7/10
Broken promise
8 May 2013
I truly enjoyed this miniseries, which I had never seen until this week. I'd seen War and Remembrance and liked it, so I figured that I'd now be able to enjoy a "pre-quel." So, uh. . . , where was Jane Seymour? The other characters were familiar, but I was trying to place Ali MacGraw in the later series. I had to check out the cast lists on IMDb. I couldn't place Ali, because evidently she had been re-placed. And I soon saw why.

There were some films in which Ali was very good. But those were her first films: Goodbye, Columbus and Love Story, for example. Did you know she won a Golden Globe award in the year of Love Story, as the "Most Promising Newcomer"? I just saw that on IMDb. A broken promise, IMHO.

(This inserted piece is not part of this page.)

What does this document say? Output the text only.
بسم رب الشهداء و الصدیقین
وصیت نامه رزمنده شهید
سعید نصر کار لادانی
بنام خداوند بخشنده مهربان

I think the reason she is so bad in this series is that the script had major problems and the director was not resourceful enough to talk Ali through it. Major story developments of the first half of the film depend mainly on arbitrary, unmotivated and totally absurd choices made by Natalie Jastrow. For a single example: she would leave her dear uncle alone in Italy and go off to a Jewish wedding in Poland knowing that Hitler was about to attack? Perhaps a more skilled actress could have made us accept Natalie being just a flighty impulsive creature--a tragic flaw. Perhaps she inherited it from her uncle--but John Houseman at least made me believe that a scholar of history could be so dismissive of current events. But as enacted by Ali, all I saw was a willful haughty imbecile, making me wonder what Briney ever saw in her.

I also thought the "romance" in this series was disposable, or worse. The various triangles were boring, and unnecessarily time-consuming. The series was at its best when it kept close to actual historic events. It is, of course, completely improbable and nearly impossible that approximately six to eight of the characters should be on-hand for most of the noteworthy events in the pre-WW2 years, rubbing elbows with all of the major players.

If you think that Ali MacGraw is a terrific actress, then add two stars to my rating. If she makes you cringe (as I did), I still think the miniseries is worth watching. It is true that many cast members were playing characters at least fifteen years younger. I was willing to suspend my disbelief. Except about Ali. And there, it was not her age that troubled me.